12.  Oxman, Neri. “Material-based Design Computation” MIT, 2010. 27-51

Neri Oxman argues that form, structure and material have to be considered one when designing and fabricating. She discusses that the prioritization of form over material has created failures and environmental liabilities. She supports material aware design and strategies of design through the observation and study of nature. Oxman claims that this approach is driven by maximal performance with minimal resources through local material property. Materiality dictates form. 

13.  Pallasmaa, Juhani. “Space, Place and Atmosphere: Peripheral Perception in Existential Experience” Cambridge University Library, 2014. 19-41.

Palasmaa expands on phenomenology saying that “ambiance and mood were rarely discussed among architects or schools of architecture, as architectural theorizing, education, and criticism tends to focus on space, form, structure, scale, detail and light” (Pallasmaa. 2014. 19). He suggests focusing on orientation, gravity, balance, stability, motion, duration, continuity, scale and illumination. Palasmaa criticizes how atmosphere has been judged as something “romantic and shallowly entertaining” (22) because of Western notions of architecture being a geometric through object focused vision. Atmosphere separates itself from the material reality and becomes an “immaterial halo” that is different from traditional intellectual understanding. “Atmosphere is an experiential property or characteristic that is suspended between the object and the subject” (20).  Juhani Palasmaa argues that “emotional reactions are often the most comprehensive and synthetic judgements that we can produce, although we are hardly able to identify the constituents of these assessments” (27). Far from traditional academic understanding of architecture, the study of atmospheres centres in the intersubjectivity between space and subject. 

14.  Pallasma, Juhani. “The Eyes of the Skin: Architecture and the Senses” John Wiley & Sons, 2007. 15-71

            Juhani Palasma, in his book The Eyes of the Skin, suggests his approach of the architecture of the seven senses: vision, hearing, touch, taste, smell, muscle and skeleton. The sense of sound is theorized as being the “man sense of cosmos” (Pallasma. 2007. 23). Pallasmaa argues that the “most essential auditory experience created by architecture is tranquility.
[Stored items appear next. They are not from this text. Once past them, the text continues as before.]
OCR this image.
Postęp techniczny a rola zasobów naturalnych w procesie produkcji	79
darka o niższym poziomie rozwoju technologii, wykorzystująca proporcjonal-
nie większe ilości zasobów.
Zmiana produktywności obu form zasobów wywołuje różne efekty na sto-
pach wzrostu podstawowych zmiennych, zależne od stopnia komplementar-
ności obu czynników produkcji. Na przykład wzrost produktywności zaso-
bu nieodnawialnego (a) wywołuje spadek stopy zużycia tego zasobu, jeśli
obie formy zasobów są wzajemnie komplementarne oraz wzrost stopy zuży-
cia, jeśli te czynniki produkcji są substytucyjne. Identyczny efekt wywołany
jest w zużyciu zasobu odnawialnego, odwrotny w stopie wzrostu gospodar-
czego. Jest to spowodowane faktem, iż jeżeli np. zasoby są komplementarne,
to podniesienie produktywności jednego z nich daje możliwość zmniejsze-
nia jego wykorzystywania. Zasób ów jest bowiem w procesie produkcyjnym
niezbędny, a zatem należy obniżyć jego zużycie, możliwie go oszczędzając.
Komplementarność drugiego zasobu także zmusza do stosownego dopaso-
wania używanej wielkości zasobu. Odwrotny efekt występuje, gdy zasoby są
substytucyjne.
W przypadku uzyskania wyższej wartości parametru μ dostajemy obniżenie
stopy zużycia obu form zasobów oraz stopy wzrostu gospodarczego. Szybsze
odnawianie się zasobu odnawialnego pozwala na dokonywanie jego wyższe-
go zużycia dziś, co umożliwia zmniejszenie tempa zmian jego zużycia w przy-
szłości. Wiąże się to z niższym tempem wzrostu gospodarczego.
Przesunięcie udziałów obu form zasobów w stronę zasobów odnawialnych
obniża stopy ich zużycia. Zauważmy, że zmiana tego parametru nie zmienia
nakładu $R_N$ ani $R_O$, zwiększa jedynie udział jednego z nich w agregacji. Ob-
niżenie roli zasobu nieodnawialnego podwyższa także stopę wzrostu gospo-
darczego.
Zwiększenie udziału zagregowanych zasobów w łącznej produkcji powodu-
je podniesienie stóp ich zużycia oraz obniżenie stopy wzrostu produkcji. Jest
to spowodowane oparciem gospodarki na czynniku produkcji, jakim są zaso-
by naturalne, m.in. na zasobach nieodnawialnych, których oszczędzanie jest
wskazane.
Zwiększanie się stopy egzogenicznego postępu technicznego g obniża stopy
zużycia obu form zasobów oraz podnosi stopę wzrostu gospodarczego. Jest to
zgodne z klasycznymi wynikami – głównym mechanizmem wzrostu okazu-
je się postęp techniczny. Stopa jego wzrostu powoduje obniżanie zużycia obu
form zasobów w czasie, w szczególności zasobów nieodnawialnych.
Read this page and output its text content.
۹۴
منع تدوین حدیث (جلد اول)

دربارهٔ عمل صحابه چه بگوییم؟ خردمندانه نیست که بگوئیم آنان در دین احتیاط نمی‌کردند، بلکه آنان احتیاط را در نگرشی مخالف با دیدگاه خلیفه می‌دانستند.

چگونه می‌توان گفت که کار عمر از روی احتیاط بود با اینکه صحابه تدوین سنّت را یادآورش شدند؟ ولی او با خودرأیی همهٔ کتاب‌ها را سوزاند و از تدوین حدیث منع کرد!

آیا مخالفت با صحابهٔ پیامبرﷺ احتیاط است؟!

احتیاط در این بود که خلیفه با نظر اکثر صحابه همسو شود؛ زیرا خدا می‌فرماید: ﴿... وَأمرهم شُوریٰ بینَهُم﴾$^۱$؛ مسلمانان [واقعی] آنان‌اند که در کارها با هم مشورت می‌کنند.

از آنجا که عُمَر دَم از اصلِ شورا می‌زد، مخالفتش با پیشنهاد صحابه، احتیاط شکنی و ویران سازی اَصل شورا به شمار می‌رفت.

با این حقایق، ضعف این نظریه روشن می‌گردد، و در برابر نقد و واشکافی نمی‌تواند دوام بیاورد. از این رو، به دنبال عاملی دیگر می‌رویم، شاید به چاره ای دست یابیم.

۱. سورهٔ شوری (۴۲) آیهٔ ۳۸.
Architecture is the art of petrified silence” (25). He claims that smell is the sense that connects the viewer with memory, for smell is the most persistent memory of space. The tactile sense is an important aspect of a work of architecture, for the hands are the “sculptor’s eyes, but also organs of thought” (26). Additionally, the tactile and visual senses can transfer into taste experiences of space. “Certain colours and delicate details evoke oral sensations. A delicately colored polished stone surface is subliminally sensed by the tongue” (28). All the senses come together to form an atmospheric experience: “qualities of space, matter and scale are measured equally by the eye, ear, nose, skin, tongue, skeleton and muscle” (32). Pallasmaa argues that a walk through a forest is invigorating and healing because of the constant multi-sensorial interaction and such interaction can be replicated in architectural form. Multisensorial interactions with place are key in creating atmospheres that incite a greater connection to place.

15.  Shanes, Eric. “Constantin Brancusi” Abbeville: Modern Masters, 1989. 67

Constantin Brancusi states that “Art must give suddenly, all at once, the shock of life, the sensation of breathing” (Shanes 1989, 67).

16.  Steyn, Coetzee. “A Floating Image” Architecture and Design, 2017. 70-78

Coetzee analyzes Bosies Chapel in South Africa. The form of the spaces emulates the silhouette of the surrounding mountain range. The undulation of the ceiling supports itself, the floor reflects the lighting and the view is framed. The temple is a great example of nature dictating design.